How Pole Fitness Changes During Menopause (From My Experience at 49)
- cindylambert7

- Jan 11
- 3 min read
Menopause has a way of changing the rules without warning. At 49, I’m no longer circling the edges of hormonal change—I’m in it. And as someone who practices pole fitness, I’ve felt those changes not just emotionally or mentally, but directly in my body, on the pole.
Pole fitness is demanding, honest, and deeply embodied. When hormones shift, pole doesn’t let you ignore it. What it does offer, though, is feedback, adaptability, and—surprisingly—support. Menopause hasn’t ended my pole practice. It has reshaped it.
What Menopause Feels Like in a Training Body
Unlike perimenopause, where hormones fluctuate unpredictably, menopause brings more sustained changes—particularly lower estrogen levels. At 49, I’ve noticed that my body still responds to training, but it responds differently.
For me, this has looked like:
Slower recovery between sessions
More noticeable joint sensitivity
Fluctuating energy levels from day to day
Heat intolerance and sweat affecting grip
A need for more intentional warm-ups
These shifts aren’t failures. They’re information. And pole, perhaps more than any other movement practice, teaches you to listen.
Strength Changes—but It Doesn’t Disappear
One of the biggest myths around menopause is that strength simply declines. In reality, the expression of strength changes.
Explosive power and back-to-back high-intensity sessions don’t come as easily as they once did. But controlled strength—slow climbs, holds, transitions, and technically precise work—has become more accessible and more satisfying.
Menopause has nudged my pole practice toward:
Fewer rushed tricks
More focus on form and control
Strength that feels grounded rather than forced
The strength is still there. It’s just wiser now.
Flexibility, Joints, and Respecting Limits
Lower estrogen affects collagen, which can make joints feel stiffer or, in some cases, less stable. I’ve learned that pushing flexibility the way I did in my 30s no longer serves me.
Instead, my practice now emphasizes:
Longer, progressive warm-ups
Active flexibility and end-range strength
Backing off when joints—not muscles—feel tired
Pole has taught me that longevity matters more than extremes.
Grip, Heat, and Accepting Reality
Menopause brings temperature changes that directly affect pole training. Hot flashes, increased sweating, and feeling overheated faster all impact grip—especially on spin pole.
I’ve stopped framing this as a personal shortcoming and started treating it as a practical issue:
Training at cooler times
Using grip aids without guilt
Choosing static pole on high-sweat days
Adaptation is not failure. It’s intelligence.
Recovery Is No Longer Optional
At 49, recovery isn’t something I “earn” after training—it’s something I plan for.
Menopause has made it clear that:
Fewer intense sessions done well beat frequent exhausted ones
Sleep, hydration, and nervous system regulation matter as much as strength work
Rest days are part of training, not breaks from it
When recovery is respected, consistency becomes easier—not harder.
The Emotional Shift: Letting Go of Comparison
Perhaps the most profound change menopause has brought to my pole practice isn’t physical—it’s psychological.
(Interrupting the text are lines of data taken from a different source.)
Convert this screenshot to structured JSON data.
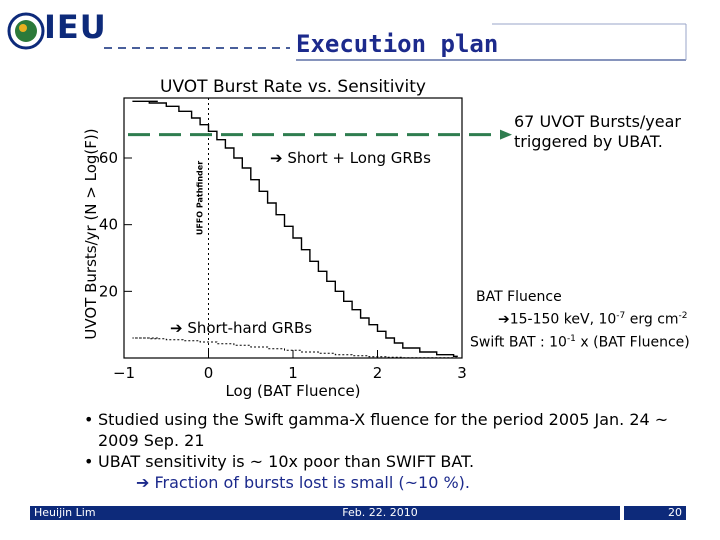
{
  "header": {
    "logo_text": "IEU",
    "title": "Execution plan"
  },
  "chart_data": {
    "type": "line",
    "title": "UVOT Burst Rate vs. Sensitivity",
    "xlabel": "Log (BAT Fluence)",
    "ylabel": "UVOT Bursts/yr (N > Log(F))",
    "xlim": [
      -1,
      3
    ],
    "ylim": [
      0,
      78
    ],
    "xticks": [
      -1,
      0,
      1,
      2,
      3
    ],
    "yticks": [
      20,
      40,
      60
    ],
    "vline": {
      "x": 0,
      "label": "UFFO Pathfinder"
    },
    "hline": {
      "y": 67
    },
    "annotations": {
      "long": "Short + Long GRBs",
      "short": "Short-hard GRBs"
    },
    "series": [
      {
        "x": [
          -0.9,
          -0.7,
          -0.5,
          -0.35,
          -0.2,
          -0.1,
          0.0,
          0.1,
          0.2,
          0.3,
          0.4,
          0.5,
          0.6,
          0.7,
          0.8,
          0.9,
          1.0,
          1.1,
          1.2,
          1.3,
          1.4,
          1.5,
          1.6,
          1.7,
          1.8,
          1.9,
          2.0,
          2.1,
          2.2,
          2.3,
          2.5,
          2.7,
          2.9
        ],
        "y": [
          77,
          76.5,
          75.5,
          74,
          72,
          70,
          68,
          65.5,
          63,
          60,
          57,
          53.5,
          50,
          46.5,
          43,
          39.5,
          36,
          32.5,
          29,
          26,
          23,
          20,
          17,
          14.5,
          12,
          10,
          8,
          6,
          4.5,
          3,
          1.8,
          1,
          0.5
        ]
      },
      {
        "x": [
          -0.9,
          -0.7,
          -0.5,
          -0.3,
          -0.1,
          0.1,
          0.3,
          0.5,
          0.7,
          0.9,
          1.1,
          1.3,
          1.5,
          1.7,
          1.9,
          2.1,
          2.3
        ],
        "y": [
          6,
          5.8,
          5.5,
          5.2,
          4.8,
          4.3,
          3.8,
          3.3,
          2.8,
          2.3,
          1.8,
          1.4,
          1,
          0.7,
          0.4,
          0.2,
          0.1
        ]
      }
    ]
  },
  "callouts": {
    "uvot": "67 UVOT Bursts/year triggered by UBAT.",
    "fluence_title": "BAT Fluence",
    "fluence_range": "15-150 keV, 10",
    "fluence_exp": "-7",
    "fluence_unit": " erg cm",
    "fluence_unit_exp": "-2",
    "swift_prefix": "Swift BAT : 10",
    "swift_exp": "-1",
    "swift_suffix": " x (BAT Fluence)"
  },
  "bullets": [
    "Studied using the Swift gamma-X fluence for the period 2005 Jan. 24 ~ 2009 Sep. 21",
    "UBAT sensitivity is ~ 10x poor than SWIFT BAT."
  ],
  "conclusion": "Fraction of bursts lost is small (~10 %).",
  "footer": {
    "author": "Heuijin Lim",
    "date": "Feb. 22. 2010",
    "page": "20"
  },
  "colors": {
    "navy": "#0d2a7a",
    "title": "#1c2a8c",
    "hline": "#2e7d4f",
    "logo_globe": "#2c7a3a"
  }
}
There are moments of grief for how my body used to feel. But there’s also a growing sense of presence. I’m less interested in chasing peak tricks and more interested in how movement feels inside my body.
Pole has become:
More intuitive
More expressive
Less about proving, more about inhabiting
That shift has been unexpectedly liberating.
Why Pole Fitness Still Matters—Especially Now
Pole fitness remains one of the most valuable practices during menopause because it supports:
Strength and bone density
Balance and coordination
Body confidence during a time of change
Creative expression and agency
It’s not just exercise—it’s a relationship with your body that evolves as you do.
Menopause Isn’t the End of Progress
At 49, going through menopause, I’m not regressing. I’m recalibrating.
Pole fitness hasn’t abandoned me during this stage of life. It’s met me here—asking for more patience, more awareness, and more respect. And in return, it’s offering something deeper than peak performance.
It’s offering sustainability.
And that’s a kind of strength worth keeping.